Die aktuelle Studie wurde vom EMBL und dem
Förderprogramm SysteMTb der Europäischen Kommission
finanziert.
Quelle
Ehebauer et al. Characterization of the Mycobacterial Acyl-CoA Carboxylase Holo Complexes reveals their Functional Expansion into
Amino Acid Catabolism. PLoS Pathogens, 19. Februar 2015.
Kontakt:
Angela Michel, EMBL Outreach Officer, Heidelberg, Germany, Tel: +49 6221 387 8443, www.embl.org, [email protected]

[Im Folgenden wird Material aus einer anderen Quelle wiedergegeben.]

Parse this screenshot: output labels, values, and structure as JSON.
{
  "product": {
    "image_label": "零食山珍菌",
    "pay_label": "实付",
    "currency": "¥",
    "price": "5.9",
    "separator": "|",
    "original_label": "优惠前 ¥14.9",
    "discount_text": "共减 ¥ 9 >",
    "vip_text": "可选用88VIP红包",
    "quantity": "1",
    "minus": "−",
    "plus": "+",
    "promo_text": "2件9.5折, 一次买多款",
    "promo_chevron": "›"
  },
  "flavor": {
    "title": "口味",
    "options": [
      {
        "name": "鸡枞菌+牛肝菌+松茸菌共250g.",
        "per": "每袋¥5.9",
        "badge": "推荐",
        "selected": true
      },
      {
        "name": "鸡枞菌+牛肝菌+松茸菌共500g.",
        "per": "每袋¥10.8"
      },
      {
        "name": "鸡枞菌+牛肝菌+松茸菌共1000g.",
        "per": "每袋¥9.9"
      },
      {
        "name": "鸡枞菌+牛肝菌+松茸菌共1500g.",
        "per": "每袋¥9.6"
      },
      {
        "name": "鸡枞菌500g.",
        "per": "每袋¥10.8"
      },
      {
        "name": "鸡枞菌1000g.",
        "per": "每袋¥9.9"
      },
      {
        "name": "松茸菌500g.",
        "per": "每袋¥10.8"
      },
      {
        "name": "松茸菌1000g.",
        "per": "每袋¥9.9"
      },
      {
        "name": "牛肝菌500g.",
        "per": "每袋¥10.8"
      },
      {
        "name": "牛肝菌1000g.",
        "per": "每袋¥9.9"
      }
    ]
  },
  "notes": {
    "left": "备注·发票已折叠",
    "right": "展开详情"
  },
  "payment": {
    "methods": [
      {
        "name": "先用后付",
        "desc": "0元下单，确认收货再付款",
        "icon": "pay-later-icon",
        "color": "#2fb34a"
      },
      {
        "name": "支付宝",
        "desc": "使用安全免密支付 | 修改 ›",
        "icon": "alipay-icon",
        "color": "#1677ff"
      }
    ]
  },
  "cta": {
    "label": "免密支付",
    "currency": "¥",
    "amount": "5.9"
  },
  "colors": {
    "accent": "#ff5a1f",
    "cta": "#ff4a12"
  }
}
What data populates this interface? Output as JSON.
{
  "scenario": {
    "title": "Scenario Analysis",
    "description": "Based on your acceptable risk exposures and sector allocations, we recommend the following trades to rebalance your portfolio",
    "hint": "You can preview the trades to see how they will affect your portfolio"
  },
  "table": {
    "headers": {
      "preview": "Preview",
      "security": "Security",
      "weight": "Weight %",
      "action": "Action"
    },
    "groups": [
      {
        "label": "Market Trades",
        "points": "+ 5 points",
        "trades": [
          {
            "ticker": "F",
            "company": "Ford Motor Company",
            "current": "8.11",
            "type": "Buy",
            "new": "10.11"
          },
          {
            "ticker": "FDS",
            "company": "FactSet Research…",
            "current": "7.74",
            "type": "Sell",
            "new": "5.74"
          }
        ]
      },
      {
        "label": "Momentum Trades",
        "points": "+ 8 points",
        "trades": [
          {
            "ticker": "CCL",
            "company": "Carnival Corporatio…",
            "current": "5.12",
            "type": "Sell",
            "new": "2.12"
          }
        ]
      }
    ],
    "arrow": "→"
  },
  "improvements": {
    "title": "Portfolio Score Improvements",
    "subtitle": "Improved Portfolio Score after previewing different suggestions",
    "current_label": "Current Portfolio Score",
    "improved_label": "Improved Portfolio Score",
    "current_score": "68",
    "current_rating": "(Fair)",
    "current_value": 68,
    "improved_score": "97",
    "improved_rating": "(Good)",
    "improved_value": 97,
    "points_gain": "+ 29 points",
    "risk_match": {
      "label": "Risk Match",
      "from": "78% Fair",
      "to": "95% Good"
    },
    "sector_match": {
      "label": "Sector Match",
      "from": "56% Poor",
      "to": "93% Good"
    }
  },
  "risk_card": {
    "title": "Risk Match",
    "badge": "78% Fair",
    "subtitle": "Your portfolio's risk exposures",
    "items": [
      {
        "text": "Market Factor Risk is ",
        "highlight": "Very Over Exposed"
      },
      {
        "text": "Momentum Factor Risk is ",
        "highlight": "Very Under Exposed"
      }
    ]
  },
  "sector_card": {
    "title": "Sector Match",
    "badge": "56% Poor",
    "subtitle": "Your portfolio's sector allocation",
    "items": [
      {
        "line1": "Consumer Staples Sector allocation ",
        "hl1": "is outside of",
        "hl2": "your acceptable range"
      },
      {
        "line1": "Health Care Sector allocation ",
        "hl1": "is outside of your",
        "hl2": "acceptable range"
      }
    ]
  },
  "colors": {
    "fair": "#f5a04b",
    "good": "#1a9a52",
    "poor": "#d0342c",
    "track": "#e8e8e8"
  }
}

Melissa Prass, CSSB Public Relations Officer, Hamburg, Deutschland, Tel.: +49 (0)40 8998 3925, [email protected]
Über EMBL
Das Europäische Laboratorium für Molekularbiologie (EMBL) ist Europas führendes Grundlagenforschungsinstitut in den
Lebenswissenschaften, das sich über öffentliche Forschungsgelder seiner Mitgliedstaaten finanziert. Mehr als 80 unabhängige
internationale Forschungsgruppen arbeiten hier interdisziplinär zu Themen des gesamten Spektrums der Molekularbiologie. Die
1800 Mitarbeiter des Instituts arbeiten an fünf Standorten: das Hauptlaboratorium in Heidelberg sowie Außenstellen in Hinxton
bei Cambridge (Europäisches Bioinformatik-Institut), Grenoble, Hamburg und Monterotondo bei Rom. Die Kernaufgaben des
1974 als zwischenstaatliche Organisation gegründeten Instituts sind: molekularbiologische Grundlagenforschung; Ausbildung
von Studenten, Wissenschaftlern und Gastwissenschaftlern; Serviceleistungen für Wissenschaftler in den Mitgliedstaaten;
Entwicklung neuer Instrumente und Methoden für die Forschung sowie aktiver Technologietransfer und die Vernetzung der
Biowissenschaften in Europa. Im internationalen Doktorandenprogramm des EMBL forschen rund 200 Studenten. Darüber
hinaus fördert das Institut das Institut den Austausch mit der Öffentlichkeit durch Vortragsreihen, Besucherprogramme und
aktive Wissenschaftskommunikation.
Über CSSB
Das CSSB widmet sich der Infektionsbiologie und Medizin unter Anwendung von struktur- und molekularbiologischen Methoden
und bildgebenden Verfahren in Verbindung mit systembiologischen Ansätzen. Unser Ziel ist das Enträtseln der zugrunde liegenden
Mechanismen wichtiger pathogener Prozesse, um bessere Behandlungsmöglichkeiten gegen bakterielle und virale Krankheitserreger
zu finden.
Der CSSB ist eine gemeinsame Initiative von neun Forschungspartnern aus Norddeutschland, die drei Universitäten und sechs
Forschungseinrichtungen umfasst (Das Bernhard-Nocht-Institut für Tropenmedizin (BNITM), Deutsches Elektronen-Synchrotron
(DESY), European Molecular Biology Laboratory (EMBL), Forschungszentrum Jülich (FZJ), Medizinische Hochschule Hannover (MHH),
Heinrich Pette Institute (HPI), Helmholtz-Zentrum für Infektionsforschung (HZI), Universität Hamburg (UHH), Universitätsklinikum
Hamburg-Eppendorf (UKE)). Dabei handelt es sich um ein Konsortium ohne Rechtspersönlichkeit. Alle Partner handeln ausschließlich
in eigenem Namen und auf eigene Verantwortung.